(HSBC) Global Strat. The 2.2 trillion dollar question

The 2.2 trillion dollar question

* Oil prices unsustainably low; expect gradual move higher
* USD2.2 trillion wealth transfer: the four direct equity impacts
* Overweight energy. Most unloved sector; 20-yr valuation low

With Brent crude prices down 60% since last year’s peak, and close to unsustainable decade lows (in HSBC’s view), we look at the four most direct oil impacts on equities:

Macro. Current price fall has driven USD2.2trn annualized wealth transfer (more than Italy’s GDP) from exporter countries to consumers. Lower inflation gives policy options.

Direct corporate input costs, analyzing oil usage for 915 companies (16 have >10% oil costs/revenue) from ESG data. Asia’s oil costs are the largest and Europe’s the smallest.

Secondary benefit to consumer. Market is aggressively assuming this to be non-existent vs prior oil price falls. Ultimate benefits may surprisingly accrue to EU more than US.

Energy stocks, with high dividend yields and falling free cash flow break-evens. We present two Alpha Strategy screens of global large-cap stocks most sensitive to oil.

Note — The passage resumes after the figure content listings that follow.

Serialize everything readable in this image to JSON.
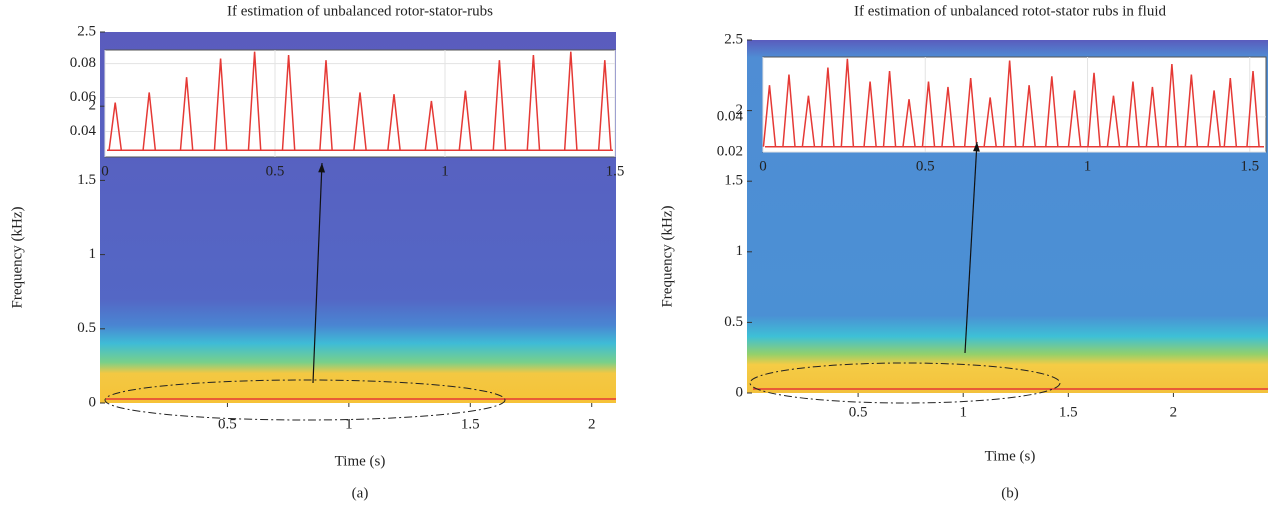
{
  "chart_data": [
    {
      "type": "spectrogram",
      "title": "If estimation of unbalanced rotor-stator-rubs",
      "x_label": "Time (s)",
      "y_label": "Frequency (kHz)",
      "panel_label": "(a)",
      "xlim": [
        0,
        2.1
      ],
      "xticks": [
        0.5,
        1,
        1.5,
        2
      ],
      "ylim": [
        0,
        2.5
      ],
      "yticks": [
        0,
        0.5,
        1,
        1.5,
        2,
        2.5
      ],
      "inset": {
        "type": "line",
        "color": "#e53935",
        "xlim": [
          0,
          1.5
        ],
        "xticks": [
          0,
          0.5,
          1,
          1.5
        ],
        "ylim": [
          0.025,
          0.088
        ],
        "yticks": [
          0.04,
          0.06,
          0.08
        ],
        "baseline": 0.029,
        "x": [
          0.03,
          0.13,
          0.24,
          0.34,
          0.44,
          0.54,
          0.65,
          0.75,
          0.85,
          0.96,
          1.06,
          1.16,
          1.26,
          1.37,
          1.47
        ],
        "values": [
          0.057,
          0.063,
          0.072,
          0.083,
          0.087,
          0.085,
          0.082,
          0.063,
          0.062,
          0.058,
          0.064,
          0.082,
          0.085,
          0.087,
          0.082
        ]
      }
    },
    {
      "type": "spectrogram",
      "title": "If estimation of unbalanced rotot-stator rubs in fluid",
      "x_label": "Time (s)",
      "y_label": "Frequency (kHz)",
      "panel_label": "(b)",
      "xlim": [
        0,
        2.45
      ],
      "xticks": [
        0.5,
        1,
        1.5,
        2
      ],
      "ylim": [
        0,
        2.5
      ],
      "yticks": [
        0,
        0.5,
        1,
        1.5,
        2,
        2.5
      ],
      "inset": {
        "type": "line",
        "color": "#e53935",
        "xlim": [
          0,
          1.55
        ],
        "xticks": [
          0,
          0.5,
          1,
          1.5
        ],
        "ylim": [
          0.02,
          0.074
        ],
        "yticks": [
          0.02,
          0.04
        ],
        "baseline": 0.023,
        "x": [
          0.02,
          0.08,
          0.14,
          0.2,
          0.26,
          0.33,
          0.39,
          0.45,
          0.51,
          0.57,
          0.64,
          0.7,
          0.76,
          0.82,
          0.89,
          0.96,
          1.02,
          1.08,
          1.14,
          1.2,
          1.26,
          1.32,
          1.39,
          1.44,
          1.51
        ],
        "values": [
          0.058,
          0.064,
          0.052,
          0.068,
          0.073,
          0.06,
          0.066,
          0.05,
          0.06,
          0.057,
          0.062,
          0.051,
          0.072,
          0.058,
          0.063,
          0.055,
          0.065,
          0.052,
          0.06,
          0.057,
          0.07,
          0.064,
          0.055,
          0.062,
          0.066
        ]
      }
    }
  ]
}
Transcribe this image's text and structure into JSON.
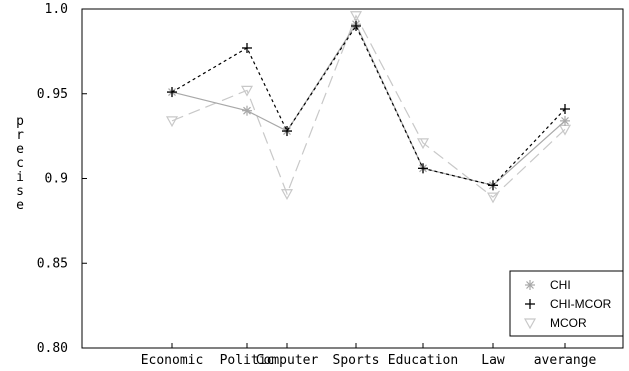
{
  "chart_data": {
    "type": "line",
    "categories": [
      "Economic",
      "Politic",
      "Computer",
      "Sports",
      "Education",
      "Law",
      "averange"
    ],
    "ylabel": "precise",
    "xlabel": "",
    "title": "",
    "ylim": [
      0.8,
      1.0
    ],
    "yticks": [
      "0.80",
      "0.85",
      "0.9",
      "0.95",
      "1.0"
    ],
    "grid": false,
    "legend_position": "bottom-right",
    "series": [
      {
        "name": "CHI",
        "values": [
          0.951,
          0.94,
          0.928,
          0.991,
          0.906,
          0.896,
          0.934
        ],
        "color": "#a8a8a8",
        "marker": "asterisk",
        "dash": ""
      },
      {
        "name": "CHI-MCOR",
        "values": [
          0.951,
          0.977,
          0.928,
          0.99,
          0.906,
          0.896,
          0.941
        ],
        "color": "#000000",
        "marker": "plus",
        "dash": "3,3"
      },
      {
        "name": "MCOR",
        "values": [
          0.934,
          0.952,
          0.891,
          0.996,
          0.921,
          0.889,
          0.929
        ],
        "color": "#c8c8c8",
        "marker": "triangle-down",
        "dash": "12,6"
      }
    ]
  }
}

Historically during oil price falls, DM outperforms EM, and Defensives lead Commodities.

Changing face of the energy sector. The sector has become smaller, with its MSCI index weight halving in the last decade. But it can still have an impact. MSCI ACWI EPS growth this year is 8% excluding the near 50% energy EPS fall, and 1% with it. Over time, the sector correlation with the oil price has increased, likely as the E+P weighting has doubled.

We are equity strategy overweight energy. It is the most unloved sector globally, relative valuations are at 20-year lows, earnings expectations have halved, and HSBC sees a gradual move higher in oil prices to USD55.4/bbl for 2015e and USD60/70/80/bbl for 2016-18e, as non-OPEC supply falls. 2015-16 demand growth estimates have been rising.